Stanford ranked in the top 10 in 17 fields. Harvard and Yale both placed in 13 fields and MIT in 12. If the top 10 of the top 10 ranking is viewed another way, by summing up an institution's individual rankings and dividing by the number of appearances, Harvard comes out on top, followed by Stanford, Princeton and the University of Chicago.

The following table lists the fields with Stanford's ranking:

FIELD RANKING

Clinical Medicine 1

Pharmacology

1

Ecology/Environ ment 2

Economics and Business 2

Education 2

Immunology

2

Law 2

Engineering

3

Materials Science 3

Mathematics

3

Neuroscience

4

Psychology/Psyc hiatry 4

Chemistry 5

Computer Science 5

Molecular Biology and Genetics 8

Physics 8

Biology and Biochemistry 10

Agricultural Sciences Below 10

Astrophysics

Below 10

Geosciences

Below 10

Plant and Animal Science Below 10

According to ISI analyst David Pendlebury, there is generally no significant difference between adjacent rankings - first and second, second and third, etc. - however, the difference is significant between ranks of one to 10 and 11 to 20.

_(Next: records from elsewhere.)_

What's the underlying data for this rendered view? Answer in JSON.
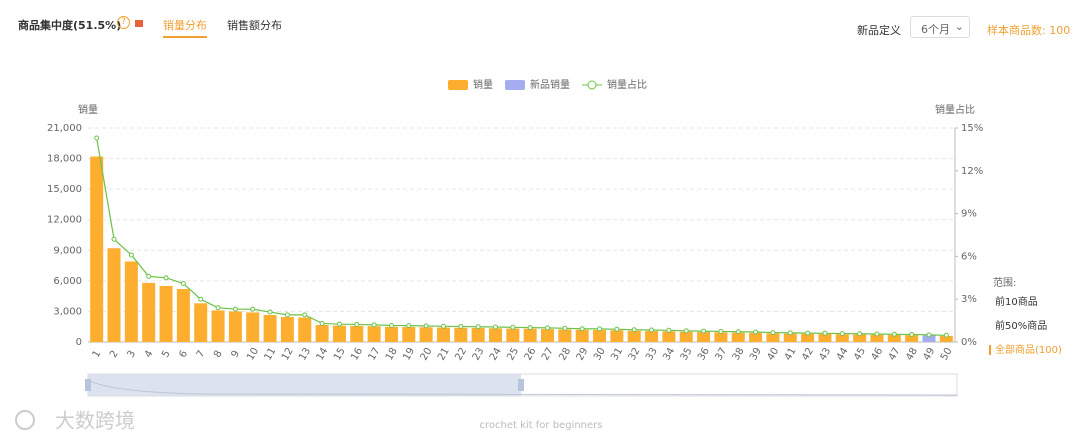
{
  "header": {
    "title": "商品集中度(51.5%)",
    "help": "?",
    "tabs": [
      "销量分布",
      "销售额分布"
    ],
    "active_tab": 0,
    "new_def_label": "新品定义",
    "new_def_value": "6个月",
    "sample_count": "样本商品数: 100"
  },
  "chart_data": {
    "type": "bar",
    "y_label": "销量",
    "y2_label": "销量占比",
    "categories": [
      "1",
      "2",
      "3",
      "4",
      "5",
      "6",
      "7",
      "8",
      "9",
      "10",
      "11",
      "12",
      "13",
      "14",
      "15",
      "16",
      "17",
      "18",
      "19",
      "20",
      "21",
      "22",
      "23",
      "24",
      "25",
      "26",
      "27",
      "28",
      "29",
      "30",
      "31",
      "32",
      "33",
      "34",
      "35",
      "36",
      "37",
      "38",
      "39",
      "40",
      "41",
      "42",
      "43",
      "44",
      "45",
      "46",
      "47",
      "48",
      "49",
      "50"
    ],
    "series": [
      {
        "name": "销量",
        "color": "#fdae2f",
        "values": [
          18200,
          9200,
          7900,
          5800,
          5500,
          5200,
          3800,
          3100,
          3000,
          2900,
          2650,
          2450,
          2400,
          1670,
          1600,
          1580,
          1550,
          1500,
          1480,
          1450,
          1420,
          1400,
          1380,
          1350,
          1320,
          1300,
          1270,
          1240,
          1200,
          1180,
          1150,
          1100,
          1080,
          1050,
          1000,
          980,
          950,
          920,
          900,
          850,
          820,
          800,
          780,
          760,
          740,
          720,
          700,
          680,
          null,
          600
        ]
      },
      {
        "name": "新品销量",
        "color": "#a3adf0",
        "values": [
          null,
          null,
          null,
          null,
          null,
          null,
          null,
          null,
          null,
          null,
          null,
          null,
          null,
          null,
          null,
          null,
          null,
          null,
          null,
          null,
          null,
          null,
          null,
          null,
          null,
          null,
          null,
          null,
          null,
          null,
          null,
          null,
          null,
          null,
          null,
          null,
          null,
          null,
          null,
          null,
          null,
          null,
          null,
          null,
          null,
          null,
          null,
          null,
          650,
          null
        ]
      },
      {
        "name": "销量占比",
        "color": "#6cc24a",
        "axis": "y2",
        "type": "line",
        "values": [
          14.3,
          7.2,
          6.1,
          4.6,
          4.5,
          4.1,
          3.0,
          2.4,
          2.3,
          2.3,
          2.1,
          1.9,
          1.9,
          1.3,
          1.25,
          1.23,
          1.2,
          1.16,
          1.15,
          1.13,
          1.1,
          1.09,
          1.07,
          1.05,
          1.03,
          1.01,
          0.99,
          0.96,
          0.93,
          0.92,
          0.89,
          0.86,
          0.84,
          0.82,
          0.78,
          0.76,
          0.74,
          0.72,
          0.7,
          0.66,
          0.64,
          0.62,
          0.61,
          0.59,
          0.58,
          0.56,
          0.54,
          0.53,
          0.5,
          0.47
        ]
      }
    ],
    "ylim": [
      0,
      21000
    ],
    "yticks": [
      0,
      {
        "value": 3000,
        "label": "3,000"
      },
      {
        "value": 6000,
        "label": "6,000"
      },
      {
        "value": 9000,
        "label": "9,000"
      },
      {
        "value": 12000,
        "label": "12,000"
      },
      {
        "value": 15000,
        "label": "15,000"
      },
      {
        "value": 18000,
        "label": "18,000"
      },
      {
        "value": 21000,
        "label": "21,000"
      }
    ],
    "y2lim": [
      0,
      15
    ],
    "y2ticks": [
      {
        "value": 0,
        "label": "0%"
      },
      {
        "value": 3,
        "label": "3%"
      },
      {
        "value": 6,
        "label": "6%"
      },
      {
        "value": 9,
        "label": "9%"
      },
      {
        "value": 12,
        "label": "12%"
      },
      {
        "value": 15,
        "label": "15%"
      }
    ],
    "grid": true
  },
  "range_panel": {
    "title": "范围:",
    "options": [
      "前10商品",
      "前50%商品",
      "全部商品(100)"
    ],
    "active": 2
  },
  "watermark": {
    "logo": "大数跨境",
    "caption": "crochet kit for beginners"
  }
}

Citation analysis has been used in the past as an objective measure of the quality of individual research papers or the contributions of individual scientists. In the last few years, however, ISI has extended this to assess individual institutions. Its efforts have been controversial, particularly when the rankings have elevated some universities unexpectedly or when those with strong reputations in certain fields place lower than expected.

ISI has taken several precautions to guard against conditions that might skew its analysis. To guard against the possibility that a small number of particularly heavily cited papers at a small university might boost its citation impact unduly, for example, ISI only ranked universities that produced more than a set number of papers in each field. Only institutions that produced more than 250 papers in ecology/environment or more than 1,000 papers in physics or chemistry were included.

"Citation analysis is just one measure of research quality, and shouldn't be looked at in isolation," says Pendlebury. "Several studies have shown that it has about a 60 or 70 percent correlation with ratings of peer esteem."